Furthermore, regulatory gene sequences or Regulatory genes can be assigned, which in particular the ICL gene Increase activity. For example, the ICL gene can "enhancers" may be associated with an improved change increased effect between RNA polymerase and DNA Cause ICL gene expression.

The isocitrate lyase gene with or without an upstream promoter or with or without regulator gene one or more DNA sequences be upstream and / or downstream, so that the gene in a Gene structure is included.

By cloning the ICL gene, plasmids or vectors are obtained which contain the ICL gene and - as already mentioned above - are suitable for transforming a riboflavin producer. The by transforming cells that are present is preferably transformed cells from Ashbya gossypii, contain the gene in replicable form, i.e. H. in additional Copies on the chromosome, the gene copies by homologous Recombination can be integrated anywhere in the genome, and / or on a plasmid or vector.

Embodiments 1. Creation of a genomic gene bank from Ashbya gossypii

To create a genomic DNA bank, chromosomal DNA was isolated using the method of Wright and Philippsen (1991, Gene 109: 99-105). The DNA was partially digested with Sau 3 A and fractionated with a sucrose density gradient. The largest fragments ( Fig. 1) were ligated with the Bam H1 cut E.coli / S.cerevisiae shuttle vector YEp 352 (JE Hill et al., 1993, Yeast 2: 163-167). With this ligation approach, E.coli DH5 α was transformed. 3600 colonies were isolated from plates with ampicillin and X-Gal, which were recognizable by their white color as clones with insert-carrying plasmid. Examination of thirty such randomly selected clones showed that in fact all of them carried a plasmid, these had inserts in the size range 7-18 kb and all inserts were different, which was evident from the restriction pattern. Due to a genome size of 7 × 10³ kb for Ashbya gossyii the probability that every gene is included in this library is 97% -99.99%. 100 clones were cultivated in large smears on an agar plate and the plasmids were then prepared as a pool. The gene bank accordingly consisted of 36 plasmid pools.

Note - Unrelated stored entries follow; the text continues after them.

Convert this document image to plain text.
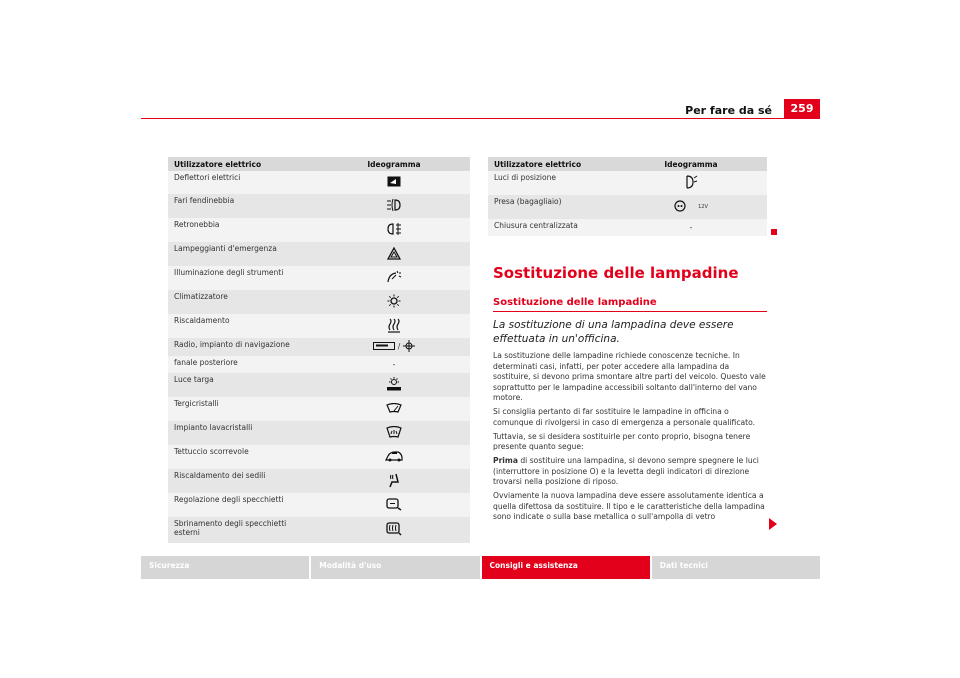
Per fare da sé	259
Utilizzatore elettrico	Ideogramma
Deflettori elettrici	
Fari fendinebbia	
Retronebbia	
Lampeggianti d'emergenza	
Illuminazione degli strumenti	
Climatizzatore	
Riscaldamento	
Radio, impianto di navigazione	/
fanale posteriore	-
Luce targa	
Tergicristalli	
Impianto lavacristalli	
Tettuccio scorrevole	
Riscaldamento dei sedili	
Regolazione degli specchietti	
Sbrinamento degli specchietti esterni	
Utilizzatore elettrico	Ideogramma
Luci di posizione	
Presa (bagagliaio)	12V
Chiusura centralizzata	-
Sostituzione delle lampadine
Sostituzione delle lampadine
La sostituzione di una lampadina deve essere effettuata in un'officina.

La sostituzione delle lampadine richiede conoscenze tecniche. In determinati casi, infatti, per poter accedere alla lampadina da sostituire, si devono prima smontare altre parti del veicolo. Questo vale soprattutto per le lampadine accessibili soltanto dall'interno del vano motore.

Si consiglia pertanto di far sostituire le lampadine in officina o comunque di rivolgersi in caso di emergenza a personale qualificato.

Tuttavia, se si desidera sostituirle per conto proprio, bisogna tenere presente quanto segue:

Prima di sostituire una lampadina, si devono sempre spegnere le luci (interruttore in posizione O) e la levetta degli indicatori di direzione trovarsi nella posizione di riposo.

Ovviamente la nuova lampadina deve essere assolutamente identica a quella difettosa da sostituire. Il tipo e le caratteristiche della lampadina sono indicate o sulla base metallica o sull'ampolla di vetro

Sicurezza	Modalità d'uso	Consigli e assistenza	Dati tecnici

2. Selection of the icl-bearing gene bank fragment

With the plasmid preparations from Genbank, the yeast Saccharomyces cerevisiae ICL1d ura3 (fs) (E. Fernandez et al., 1992, Eur. J. Biochem. 204: 983-990). This mutant is disrupted in the ICL1 gene and has a mutation in the ura3 gene Reading frame. This genotype causes the strain to not rely on ethanol as coal can grow and shows uracil auxotrophy. In the first step, the with the Genbank transformed yeast cells on minimal medium with glucose as the only one Carbon source selected. Because of the ura3 gene present on the plasmid could only grow the cells that had taken up a plasmid, because that Minimal medium contained no uracil. 1900 clones were obtained in this step. This were the only ones by replica plating on a minimal medium with ethanol Transfer carbon source. Since isocitrate lyase is essential for growth on ethanol anaplerotic enzyme is necessary, only those clones could grow on the plasmid ICL gene carried. Two clones were isolated that grew on ethanol.  

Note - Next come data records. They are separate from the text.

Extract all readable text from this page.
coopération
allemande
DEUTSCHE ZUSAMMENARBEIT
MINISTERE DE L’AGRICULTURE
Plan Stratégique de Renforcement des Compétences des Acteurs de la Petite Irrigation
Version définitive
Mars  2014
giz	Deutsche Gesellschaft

3. Evidence for the functionality of the isolated gene bank fragment

To check whether the complementation of the chromosomal ICL defect is plasmid-coded the selected Saccharomyces clones were filled twice on full medium with uracil cultivated and the cells obtained isolated on plates. From 16 or 13 randomly selected clones no longer grew 7 or 5 on minimal medium with glucose. I agree these clones also no longer grew on minimal medium with ethanol. The cure from The plasmid was therefore correlated with the loss of ICL1d complementation.

The plasmid was isolated again from one of the two clones. It contained an insert of about 8 kb. Re-transformation of the Saccharomyces mutant led to complementation of all found clones. The 8 kb fragment was reduced to 2.9 kb by Sph I, which was fully functional were shorten.

In the crude extract of the transformants grown on ethanol, the isocitrate lyase was with a specific activity of 0.3 U / mg protein measurable. The Western blott also showed polyclonal antibodies against the Ashbya ICL a clear signal.

PCR with primers derived from tryptic peptides of the ICL gave strong signals of the expected size. A protein was isolated from a two-dimensional electrophoresis gel, decomposed into peptides with trypsin and sequenced by Edmann degradation. The comparison of the peptide sequences with databases showed an identity of over 70% with the Saccharomyces cerevisiae isocitrate lyase. Primers derived from this were used for PCR used. Of the approximately 8 kb complementary gene bank fragment, 3.3 kb sequenced (Sanger et al. Proc. Natl. Acad. Sci. USA 74 (1977) 5463-5467). On the The sequence determined was able to find two coding regions by comparing the databases will. A reading frame of 1680 bases (Table 1) shows a 65% identity to the ICL1- Saccharomyces cerevisiae gene. The ICL gene is 375 bases upstream from a sequence which shows 84% identity to a Ser tRNA from Saccharomyces cerevisiae (Table 1).

4. Functionality of subcloned ICL in an E. coli / flefe / Ashbya shuttle vector

Two fragments obtained by restriction digestion and a PCR product of the isolated gene bank fragment ( FIG. 2) were cloned into the plasmid pAG 100 ( FIG. 3) constructed by Steiner and Phillipsen (1994, Mol. Gen. Genet 242: 263-271). The fragments were a 2.9 kb Sph I fragment (pAG 100 icl.4) and a 2.2 kb Bgl I / Eco RV fragment (pAG 100 icl.6). Both fragments contained the Ser tRNA. For this reason, a PCR amplification of the putative gene with Bam HI cleavage sites fused to it (pAG 100 icl.8) was additionally carried out. All three DNAs were cloned into the Bam HI site of the plasmid pAG 100. The yeast mutant Saccharomyces cerevisiae ICL1d ura3 (fs) was transformed with the plasmids obtained. All three constructs led to the complete complementation of the ICL1 disruption, ie they carried functional genes.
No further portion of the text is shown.